The Recipe: How to create Fresh Long Pasta
The secret in making a great fresh pasta is to make sure that your dough is smooth and pliable. The feel of your dough should be like a soft putty when you have finished kneading it. You know you’ve done it wrong if it cracks easily. After that, using a pasta maker is super simple and you’ll be creating shapes in no time.
- 3 cups of pasta flour + extra for dusting (Check out our guide to the best flours here)
- 3 eggs (large)
- 11 egg yolks
- 1 ½ tsp salt
- 2 tsp olive oil
- On a flat surface, mix the flours together and create a well, large enough to hold the eggs in the middle. Crack the eggs in a measuring cup and the oil before pouring into the well.
- Whisk the eggs with a fork, be careful not to draw the flour in. Whisk until fluffy. Once it is all mixed well, gradually draw the flour in the center. Mix them until all the flour is blended well and you have a nice dough.
- You can mix by hand or you can use a stand mixer. Combine the flour and salt in the mixer. Set at a low speed. Add the egg yolks and egg, then the olive oil and keep on mixing. Add the flour and increase to medium-low speed. Mix the dough for up to five minutes.
- Using your hands, shape the dough into a ball. Begin kneading on a floured surface for 7-10 minutes. When your pasta dough is silky and smooth, flatten it into a disk before wrapping it with plastic and letting it rest in the fridge for 10 minutes.
- After 10 minutes, take the dough out of the refrigerator and cut into four portions.
- Now, set your pasta maker on its widest setting. Sprinkle flour on the dough before running it to your pasta maker and feed one portion at a time into the maker. While you are doing the first portion, you should plastic wrap the rest to avoid them getting dried up. Run the dough through the pasta maker twice, then fold it in half and run it again twice more.
- Spread out the pasta to a floured surface and let it rest again for 15 minutes. This will help the pasta from sticking together and firms it up nicely.
- Set your pasta maker to a thicker level and feed your long pasta sheets through it again. Continue doing that and adjust the roller to your preferred thickness depending on the pasta variety you’re making. If the pasta sheet gets too long, you can cut it into separate sheets 12-14 inches long. Roll until it is thin enough for you, just be careful not to tear and stretch it.
- Now, the pasta sheets are ready to be cut. Attach the noodle cutting attachment to the pasta maker to cut and shape your pasta. Feed the thin rolled pasta sheet into the cutting attachment, then catch the cut noodles with your other hand. Repeat the process with the rest of the dough.
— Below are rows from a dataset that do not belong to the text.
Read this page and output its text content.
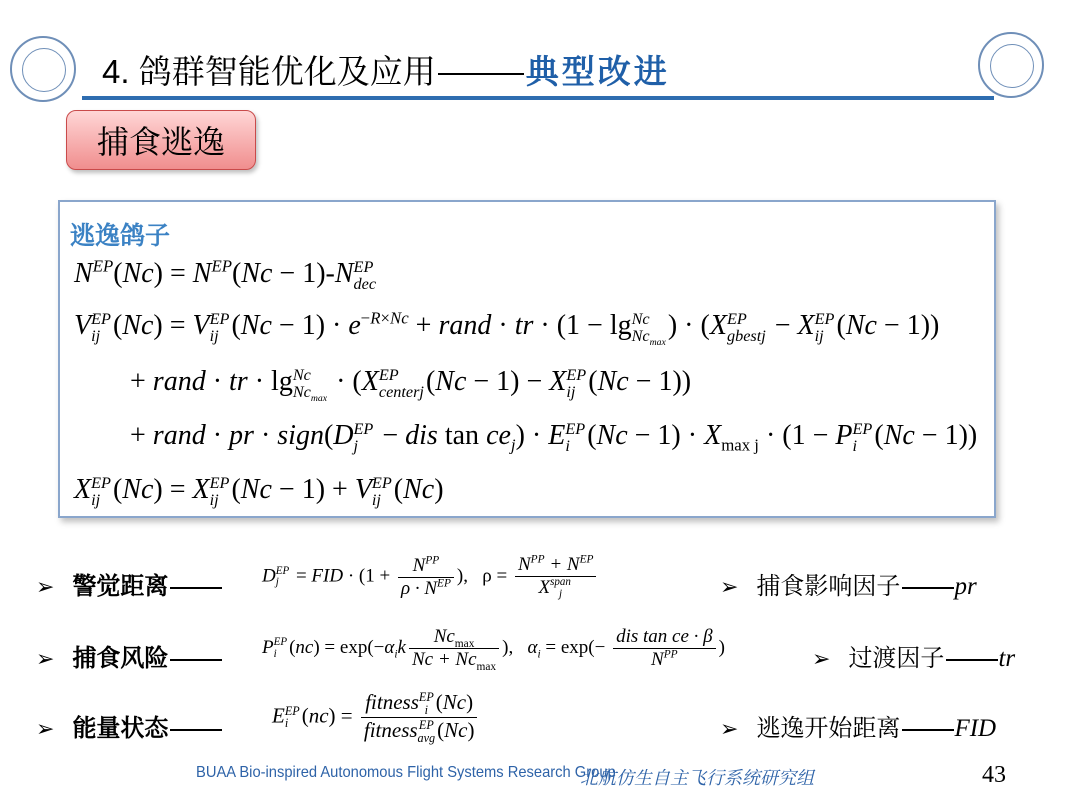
4. 鸽群智能优化及应用	典型改进
捕食逃逸
逃逸鸽子
$N^{EP}(Nc) = N^{EP}(Nc - 1)-N$ EP
dec
V EP
ij (Nc) = V EP
ij $(Nc - 1) \cdot e^{-R\times Nc}$ + rand · tr · (1 − lg Nc
$Nc_{max}$
) · (X EP
gbestj − X EP
ij (Nc − 1))
+ rand · tr · lg Nc
$Nc_{max}$
· (X EP
centerj (Nc − 1) − X EP
ij (Nc − 1))
+ rand · pr · sign(D EP
j − dis $\tan ce_j) \cdot E$ EP
i $(Nc - 1) \cdot X_{max j} \cdot (1 - P$ EP
i (Nc − 1))
X EP
ij (Nc) = X EP
ij (Nc − 1) + V EP
ij (Nc)
➢ 警觉距离	D EP
j = FID · ($1 + \frac{N^{PP}}{\rho \cdot N^{EP}}$ ),   $\rho = N^{PP} + N^{EP}$
X span
j	➢ 捕食影响因子 pr
➢ 捕食风险	P EP
i $(nc) = \exp(-\alpha_ik \frac{Nc_{max}}{Nc + Nc_{max}}$ ),   $\alpha_i = \exp(- \frac{\text{dis tan ce · β}}{N^{PP}}$ )	➢ 过渡因子 tr
➢ 能量状态	E EP
i (nc) = fitness EP
i (Nc)
fitness EP
avg (Nc)	➢ 逃逸开始距离 FID
BUAA Bio-inspired Autonomous Flight Systems Research Group
北航仿生自主飞行系统研究组	43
- Dust your sheet pan with flour and scatter the finished noodles to avoid sticking together.
- Now, we are ready to cook our fresh pasta. Cook long pasta in boiling and salted water for one to three minutes. The cooking time depends on the thickness of the pasta and the type of pasta you’ve chosen to do. Drain and add the sauce.
- Serve and enjoy!
- Different pasta makers have different attachments and varying sizes for each setting, make sure to read the manual carefully before you use it and try out different settings to work out which is best for you
- Check out the more advanced pasta makers. There are all-in-one pasta makers where it only takes you a few minutes to create different types of pasta. It is automatic, you just add all the ingredients and let the machine do the work, kneading and rolling the dough for you. All you have to do is to cut your long pasta sheets as they come out.
Fresh pasta is forgiving and can be created in so many different methods, flavors and textures. Get creative and add a dash of your personality in creating your own fresh long pasta by adding extra ingredients and flavours. At the end of the day, it is worth all the effort and you’ll wonder why you ever went without it. With this guide, you can now go and try all the different varieties of long pasta and most of all, don’t forget to have fun!